Friday, August 30, 2013

Discussion on the Second Amendment

Charles C.W. Cooke writes at the National Review in response to recent criticism from liberals of comments made by Justice Scalia concerning the Second Amendment and whether it would protect the right to own a rocket launcher. Cooke states:
Winkler’s insinuation that the American compact includes no way out for the oppressed would have shocked its authors and contemporaries. In a much-distributed article published in the Philadelphia Federal Gazette and Philadelphia Evening Post in 1791, the Second Amendment was explained to intrigued citizens as protecting the people from “civil rulers” who “may attempt to tyrannize” and from “military forces” that “might pervert their power to the injury of their fellow citizens.” The author was channeling no less a personage than the drafter of the Second Amendment, James Madison. In Federalist 46, Madison laid out the insurrectionist theory himself, observing bluntly that the states should not fear the tyranny of a federal standing army because the superior state militias and well-armed public could defeat that army by force if, heaven forbid, it became necessary for them to do so.
After looking at another historical example, Cooke moves into the area of what types of weapons might be permissible under the Constitution. He takes the position that a nuclear weapon or cruise missile is too indiscriminate to be protected under the Second Amendment, but a pistol is clearly protected. He goes on:
Nevertheless, a significant gray area remains. Are the current federal restrictions on the sale of machine guns permissible? Can a state limit access to so-called “assault weapons” without violating the incorporated right? Can, per Scalia’s own example, the government prohibit private ownership of rocket launchers? These are serious constitutional questions — questions that, as an inevitable consequence of wading into the debate around an amendment that was left largely untouched for two centuries, the court will ultimately be required to address.
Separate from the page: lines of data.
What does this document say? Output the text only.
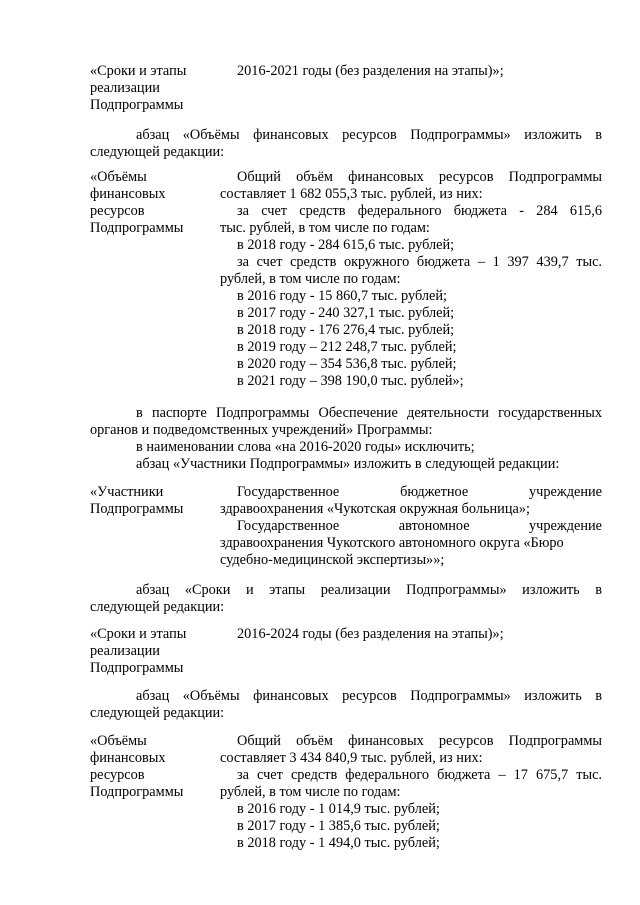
«Сроки и этапы
реализации
Подпрограммы
2016-2021 годы (без разделения на этапы)»;
абзац «Объёмы финансовых ресурсов Подпрограммы» изложить в
следующей редакции:
«Объёмы
финансовых
ресурсов
Подпрограммы
Общий объём финансовых ресурсов Подпрограммы
составляет 1 682 055,3 тыс. рублей, из них:
за счет средств федерального бюджета - 284 615,6
тыс. рублей, в том числе по годам:
в 2018 году - 284 615,6 тыс. рублей;
за счет средств окружного бюджета – 1 397 439,7 тыс.
рублей, в том числе по годам:
в 2016 году - 15 860,7 тыс. рублей;
в 2017 году - 240 327,1 тыс. рублей;
в 2018 году - 176 276,4 тыс. рублей;
в 2019 году – 212 248,7 тыс. рублей;
в 2020 году – 354 536,8 тыс. рублей;
в 2021 году – 398 190,0 тыс. рублей»;
в паспорте Подпрограммы Обеспечение деятельности государственных
органов и подведомственных учреждений» Программы:
в наименовании слова «на 2016-2020 годы» исключить;
абзац «Участники Подпрограммы» изложить в следующей редакции:
«Участники
Подпрограммы
Государственное бюджетное учреждение
здравоохранения «Чукотская окружная больница»;
Государственное автономное учреждение
здравоохранения Чукотского автономного округа «Бюро
судебно-медицинской экспертизы»»;
абзац «Сроки и этапы реализации Подпрограммы» изложить в
следующей редакции:
«Сроки и этапы
реализации
Подпрограммы
2016-2024 годы (без разделения на этапы)»;
абзац «Объёмы финансовых ресурсов Подпрограммы» изложить в
следующей редакции:
«Объёмы
финансовых
ресурсов
Подпрограммы
Общий объём финансовых ресурсов Подпрограммы
составляет 3 434 840,9 тыс. рублей, из них:
за счет средств федерального бюджета – 17 675,7 тыс.
рублей, в том числе по годам:
в 2016 году - 1 014,9 тыс. рублей;
в 2017 году - 1 385,6 тыс. рублей;
в 2018 году - 1 494,0 тыс. рублей;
This, remember, is a constitutional issue. It is not a political one. Contra the zeitgeist, “constitutional” and “unconstitutional” are not synonyms for “things I like” and “things I don’t like,” but statements of legal fact. If the Constitution does prevent Congress from prohibiting rocket launchers, and if this is deemed by a supermajority to be ridiculous, then the Second Amendment can be changed via the usual channels. Until that time, it remains in force and it must be upheld as it was written.
Again, looking at history, it is clear that the Constitution protected the right of private ownership of large military hardware--merchant ships of the day were regularly and routinely outfitted with the same type of cannon found on military vessels (which is why I disagree with the comment that a cruise missile is per se unprotected by the Second Amendment).

At the time of the founders, there was no such thing as a "strategic weapon" other than a standing army, and a person could not have a standing army. But a person could outfit a warship, and own and use explosive shells. Thus, the analysis should begin at that division--the difference between strategic and tactical weapons--and then work backwards.